Flor olhou para Isadora, fez sinal com a boca pra ela se
calar.
- Você não sabe o que eu aguento dela Flor, por isso pede
silencio. Fomos ao médico esta semana, e ela perguntou pra ele se tava liberado
o sexo!
- E o que tem isso? - Disse Flor.
- Como assim? Ela fez isso na minha frente, eu fiquei
vermelha igual este sapato dela.
- Bobagem Flor, querida. Isadora parece que tem mais de 90
anos. Ow menina careta! Por isso não arruma namorado...
- E quem disse que eu quero arrumar namorado?
- E precisa dizer?
- Mãe para com isso de arrumar namorado, por favor? Eu não
sou mais adolescente.
- Então para com essas coisas de não poder transar por que
eu sou velha, ou não posso usar saia ou salto, eu uso o que eu quiser. Meu
corpo minhas regras!
- Vixe, sua mãe ta andando com alguma feminista barra pesada
Isadora? Hahahahaha
- Deve estar, só pode!
- Ela ta mais empoderada que você. – Flor gargalhou.
- Ta bom mãe, a senhora venceu! Fica com o seu sapato.
- Claro que vou ficar, jamais tiraria por que você disse.
- Que mulher ranzinza a senhora esta. – Resmungou Isadora.
- Você é minha copia autentica – Tereza sorriu satisfeita.
O salão encheu depressa, logo a plateia estava cheia.
Isadora ia em direção ao palco onde faria a fala inicial da cerimonia de
premiação do hospital.
Dona Tereza foi beber agua, andando devagar com as pernas abertas.

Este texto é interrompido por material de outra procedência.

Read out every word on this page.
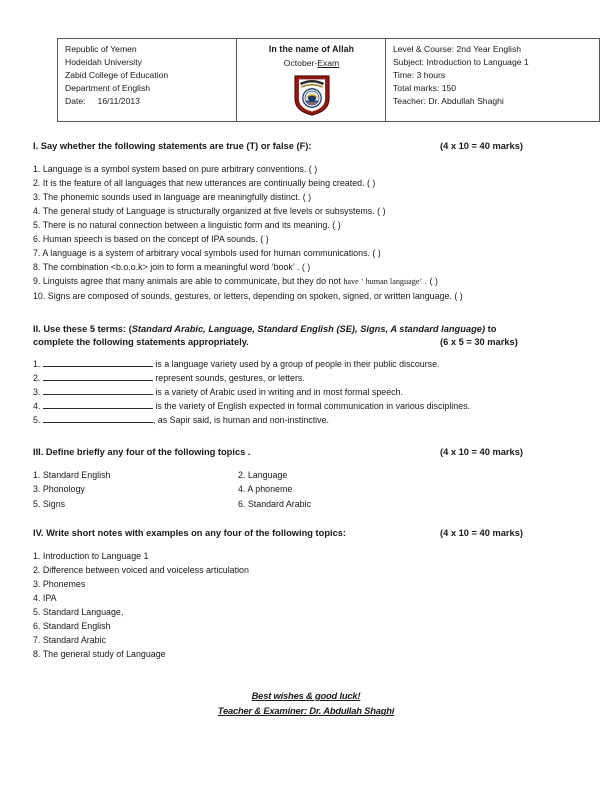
Republic of Yemen
Hodeidah University
Zabid College of Education
Department of English
Date: 16/11/2013

In the name of Allah
October-Exam

Level & Course: 2nd Year English
Subject: Introduction to Language 1
Time: 3 hours
Total marks: 150
Teacher: Dr. Abdullah Shaghi
I. Say whether the following statements are true (T) or false (F):	(4 x 10 = 40 marks)
1. Language is a symbol system based on pure arbitrary conventions. ( )
2. It is the feature of all languages that new utterances are continually being created. ( )
3. The phonemic sounds used in language are meaningfully distinct. ( )
4. The general study of Language is structurally organized at five levels or subsystems. ( )
5. There is no natural connection between a linguistic form and its meaning. ( )
6. Human speech is based on the concept of IPA sounds. ( )
7. A language is a system of arbitrary vocal symbols used for human communications. ( )
8. The combination <b.o.o.k> join to form a meaningful word ‘book’ . ( )
9. Linguists agree that many animals are able to communicate, but they do not have ‘ human language’ . ( )
10. Signs are composed of sounds, gestures, or letters, depending on spoken, signed, or written language. ( )
II. Use these 5 terms: (Standard Arabic, Language, Standard English (SE), Signs, A standard language) to
complete the following statements appropriately.	(6 x 5 = 30 marks)
1.	is a language variety used by a group of people in their public discourse.
2.	represent sounds, gestures, or letters.
3.	is a variety of Arabic used in writing and in most formal speech.
4.	is the variety of English expected in formal communication in various disciplines.
5.	, as Sapir said, is human and non-instinctive.
III. Define briefly any four of the following topics .	(4 x 10 = 40 marks)
1. Standard English	2. Language
3. Phonology	4. A phoneme
5. Signs	6. Standard Arabic
IV. Write short notes with examples on any four of the following topics:	(4 x 10 = 40 marks)
1. Introduction to Language 1
2. Difference between voiced and voiceless articulation
3. Phonemes
4. IPA
5. Standard Language,
6. Standard English
7. Standard Arabic
8. The general study of Language
Best wishes & good luck!
Teacher & Examiner: Dr. Abdullah Shaghi
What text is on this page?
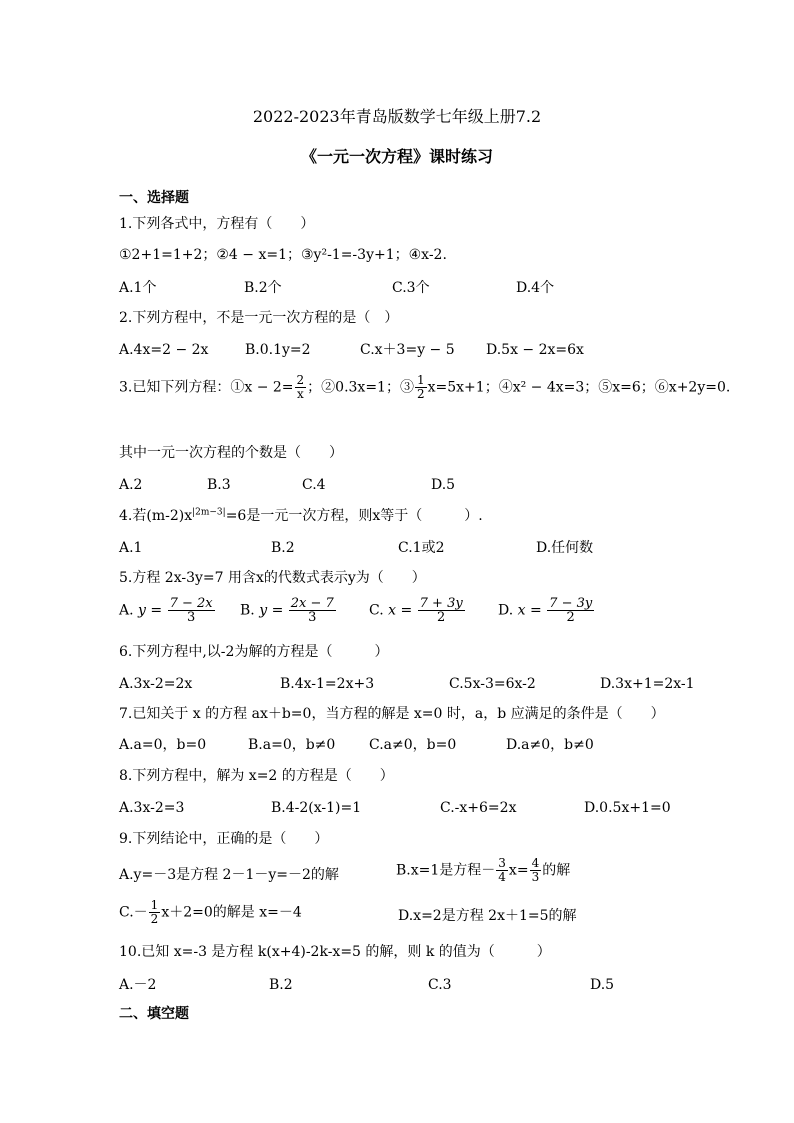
2022-2023年青岛版数学七年级上册7.2
《一元一次方程》课时练习
一、选择题
1.下列各式中，方程有（　　）
①2+1=1+2；②4 − x=1；③y²-1=-3y+1；④x-2.
A.1个	B.2个	C.3个	D.4个
2.下列方程中，不是一元一次方程的是（　）
A.4x=2 − 2x	B.0.1y=2	C.x＋3=y − 5 D.5x − 2x=6x
3.已知下列方程：①x − $2= \frac{2}{x}$ ；②0.3x=1；③ $\frac{1}{2} x=5x+1$；④x² − 4x=3；⑤x=6；⑥x+2y=0.
其中一元一次方程的个数是（　　）
A.2	B.3	C.4	D.5
4.若$(m-2)x^{|2m-3|}=6$是一元一次方程，则x等于（　　　）.
A.1	B.2	C.1或2	D.任何数
5.方程 2x-3y=7 用含x的代数式表示y为（　　）
A. $y = \frac{7 - 2x}{3} B$. $y = \frac{2x - 7}{3} C$. $x = \frac{7 + 3y}{2} D$. $x = \frac{7 - 3y}{2}$
6.下列方程中,以-2为解的方程是（　　　）
A.3x-2=2x	B.4x-1=2x+3	C.5x-3=6x-2	D.3x+1=2x-1
7.已知关于 x 的方程 ax＋b=0，当方程的解是 x=0 时，a，b 应满足的条件是（　　）
A.a=0，b=0	B.a=0，b≠0 C.a≠0，b=0	D.a≠0，b≠0
8.下列方程中，解为 x=2 的方程是（　　）
A.3x-2=3	B.4-2(x-1)=1	C.-x+6=2x	D.0.5x+1=0
9.下列结论中，正确的是（　　）
A.y=－3是方程 2－1－y=－2的解	B.x=1是方程－ $\frac{3}{4} x= \frac{4}{3}$ 的解
$C.- \frac{1}{2} x+2=0$的解是 x=－4	D.x=2是方程 2x＋1=5的解
10.已知 x=-3 是方程 k(x+4)-2k-x=5 的解，则 k 的值为（　　　）
A.－2	B.2	C.3	D.5
二、填空题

Isadora viu a mãe e mexeu a cabeça querendo rir. Olhou para o lado e deu um
passo em falso, o seu salto de três centímetros grudou no vão descoberto do
piso, Isadora caiu e o salto quebrou.
- Flor, me ajuda. Isso é castigo! – Ela gargalhou enquanto
levantava no chão. - O que eu faço? Vou entrar sem sapato ou mancando.
Dona Tereza se aproximou.
- Toma aqui, pode usar a perna de pau.
- Não, pelo amor de Deus! Com este salto agulha vou cair em
cima do palco.
- É isso ou descalça.
- Já que não tem jeito neh! – Ela bufou. – Pelo menos é meu
numero. - Isadora colocou o sapato no
pé.
Pouco tempo depois Isadora subiu no palco e fez seu
pronunciamento divinamente, se sentiu ótima.
Assim que terminou, desceu do palco e foi falar com a amiga.
- Flor este sapato me deixou com uma postura muito legal. –
Ela riu. – Mas não conta pra minha mãe. Dona Tereza já é muito convencida.
- Claro que não vou contar, ainda bem que ela tinha outro
sapato, ou você estaria perdida.
- Isso é verdade. Ela tem tudo naquela bolsa dela. – Ambas
riram.
Isadora arregalou os olhos:
- Olha aquilo, você ta vendo o que eu to vendo?
- Acho que sim.
Tereza se aproximou das duas amigas.
- Mãe, este não é o Manoel, o mecânico do bairro? – Isadora
cochichou no ouvido da mãe.
- Não, este é o Maciel, meu namorado.
Flor e Isadora se olharam.
- Desculpa ai dona Tereza! – As duas gargalharam.